Uma professora, miss Novak (uma gélida Mia Wasikowska), traz um novo método para um colégio interno internacional que ajudará os alunos, através de uma “alimentação consciente”, a melhorar as notas e a conseguir bolsas de estudo para a próxima fase. A relação com a comida, os distúrbios, a excessiva dependência da escola na educação dos filhos, deixam fugir um pequeno grupo de alunos para um culto onde o objetivo é deixar de comer. Menos uma grafada aqui, fechar a boca ali, tudo sem ser bem explicado aos pais, que acreditam piamente em miss Novak, mulher aprumada, sem filhos, que nunca deve ter dito uma asneira na vida. “Só é preciso ter fé” e os resultados aparecem. Uma sátira (não muito) negra a apontar para as discussões sobre as alterações climáticas com um menu de mensagens atuais sobre o excesso de consumo que está a destruir o planeta e a cabeça dos jovens.
O prato até está bem servido: uma cinematografia que nunca se excede, nem na cor, no guarda-roupa ou nos movimentos de câmara. Os miúdos é que vão transgredir para se libertar, os décors podem estar ridiculamente impecávies. Nem se apressa a esgotar as potencialidades daquele ambiente — o que não tem sido o caso de algumas produções internacionais de maior escala que ficaram obcecados com as vicissitudes da adolescência, ora romantizando-as, ora tornando-as num autêntico filme de terror que serve bem o negócio.

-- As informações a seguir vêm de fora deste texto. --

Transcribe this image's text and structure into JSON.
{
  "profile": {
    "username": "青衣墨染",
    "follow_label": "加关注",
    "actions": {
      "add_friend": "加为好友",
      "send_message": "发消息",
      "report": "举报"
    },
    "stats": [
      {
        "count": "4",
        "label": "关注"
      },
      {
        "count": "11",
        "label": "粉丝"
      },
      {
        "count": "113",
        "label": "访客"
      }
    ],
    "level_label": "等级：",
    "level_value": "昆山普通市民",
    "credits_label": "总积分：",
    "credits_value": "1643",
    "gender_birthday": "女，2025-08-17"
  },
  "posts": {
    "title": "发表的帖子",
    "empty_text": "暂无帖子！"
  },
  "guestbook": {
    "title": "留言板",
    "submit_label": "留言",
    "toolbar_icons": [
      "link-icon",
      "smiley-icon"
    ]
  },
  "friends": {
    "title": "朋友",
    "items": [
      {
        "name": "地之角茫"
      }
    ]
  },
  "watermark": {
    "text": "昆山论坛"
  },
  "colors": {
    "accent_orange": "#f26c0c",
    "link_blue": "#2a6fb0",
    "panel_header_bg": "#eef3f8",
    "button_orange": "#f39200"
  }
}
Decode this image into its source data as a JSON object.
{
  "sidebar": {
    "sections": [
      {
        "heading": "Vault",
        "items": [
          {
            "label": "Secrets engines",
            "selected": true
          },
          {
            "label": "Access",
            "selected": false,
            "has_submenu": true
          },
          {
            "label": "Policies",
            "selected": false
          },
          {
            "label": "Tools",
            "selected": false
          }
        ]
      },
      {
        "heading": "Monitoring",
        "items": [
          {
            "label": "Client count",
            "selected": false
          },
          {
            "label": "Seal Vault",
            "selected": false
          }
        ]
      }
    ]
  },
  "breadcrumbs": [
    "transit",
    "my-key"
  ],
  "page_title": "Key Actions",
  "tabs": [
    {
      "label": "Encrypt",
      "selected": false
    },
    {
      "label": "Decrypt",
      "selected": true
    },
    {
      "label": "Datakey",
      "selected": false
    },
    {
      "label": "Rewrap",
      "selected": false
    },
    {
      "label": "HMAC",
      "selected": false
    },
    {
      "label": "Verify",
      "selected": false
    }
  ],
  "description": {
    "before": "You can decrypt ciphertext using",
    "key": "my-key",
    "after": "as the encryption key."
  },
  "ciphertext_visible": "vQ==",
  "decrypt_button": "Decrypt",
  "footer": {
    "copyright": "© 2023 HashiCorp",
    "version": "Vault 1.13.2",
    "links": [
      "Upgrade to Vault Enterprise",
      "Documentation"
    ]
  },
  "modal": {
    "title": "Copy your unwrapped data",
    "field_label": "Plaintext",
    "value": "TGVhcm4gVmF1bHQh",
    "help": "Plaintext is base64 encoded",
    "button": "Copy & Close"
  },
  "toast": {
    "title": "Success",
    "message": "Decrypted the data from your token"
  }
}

O problema são os ingredientes que compõem Clube Zero, que anda a ver se nos consegue dar uma lição de boas maneiras sobre o que raio anda a acontecer nas escolas sem que quem está de fora (os pais, sobretudo) saibam.
[o trailer de “Club Zero”:]
Não é que o filme não acerte no alvo, é querer demasiado que esse alvo vá para casa a pensar de certa maneira. E, pelo meio, não acerta no tom. Nem muito dramático, nem muito cómico. Nem carne, nem peixe. Assim, assim, o que não ajuda. Conhece-se bem o problema deste universo, onde muitas crianças chegam mal nutridas às aulas e só na escola é que tem uma boa refeição, em que cada vez mais adolescentes se deixam apanhar pela superficialidade do corpo perfeito vindo das redes sociais e em que a parte laboral oprime (ou os pais deixam que oprima) o tempo para educar os seus rebentos. Esta grupeta de estudantes, em que cada um com o seu objetivo — que pode ir desde conseguir uma bolsa de estudo para não dar mais despesas à mãe solteira ou melhorar as técnicas de ballet para o espectáculo final do colégio interno — tem uma atitude desprovida de grandes emoções, um bando de jovens zombies à procura de salvação.

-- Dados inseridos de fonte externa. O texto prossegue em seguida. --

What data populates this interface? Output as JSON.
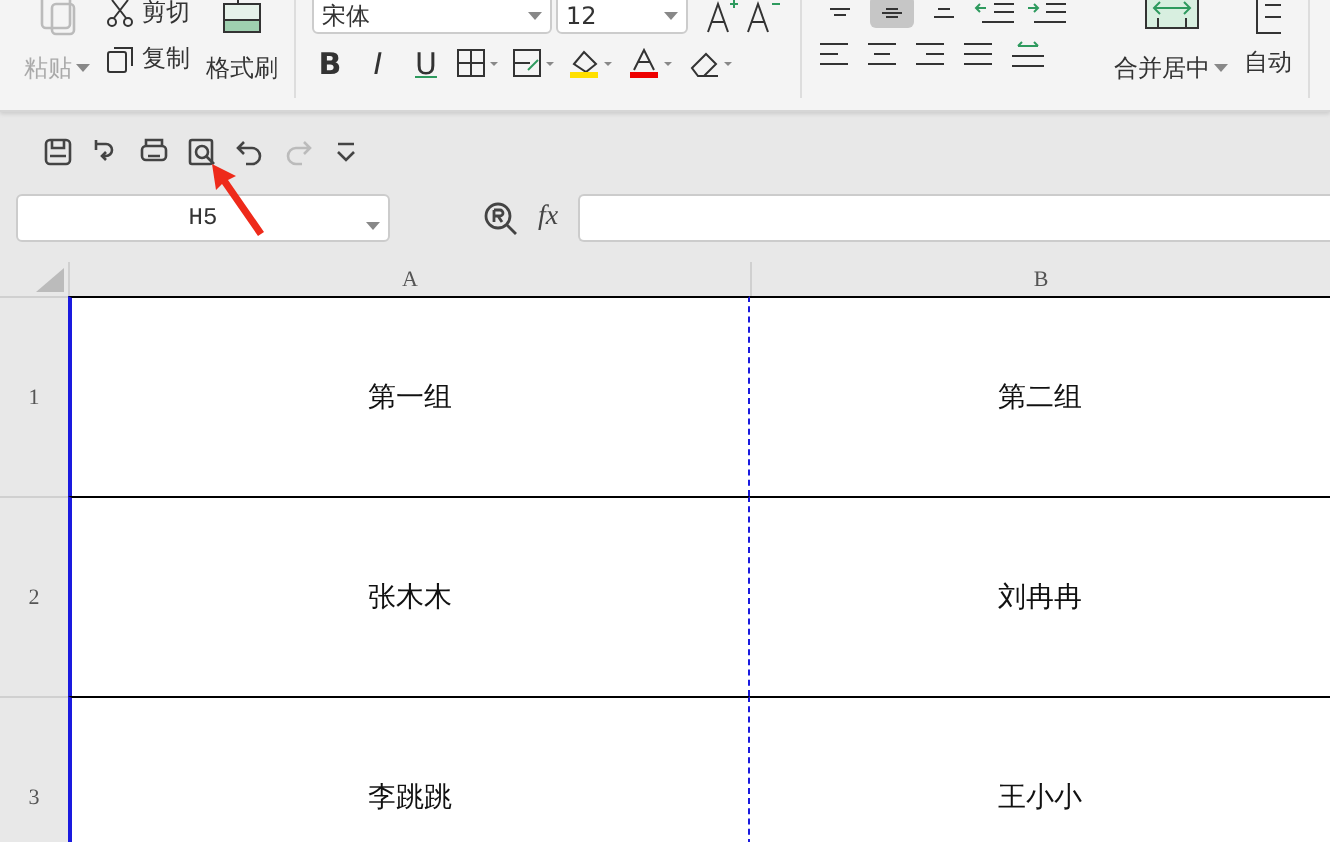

Quase como se Jessica Haustner quisesse mesmo alfinetar todo o processo de criação de discípulos à volta de um líder (miss Novak, neste caso) que costuma pairar em cultos religiosos. Alguns desses momentos têm realmente graça, como os que vemos na cantina, em que simulam que estão a comer, ou nas suas próprias casas, onde as discussões que mantêm com os pais — “não querias que eu perdesse peso?” — subvertem os seus papéis familiares e sociais. O fio do riso perde-se quando já não há mais caminho para talhar. Que é dizer: quando o segredo do método de miss Novak é descoberto e dá-se por terminada a “alimentação consciente” que estava a deixar os alunos em muito maus lençóis.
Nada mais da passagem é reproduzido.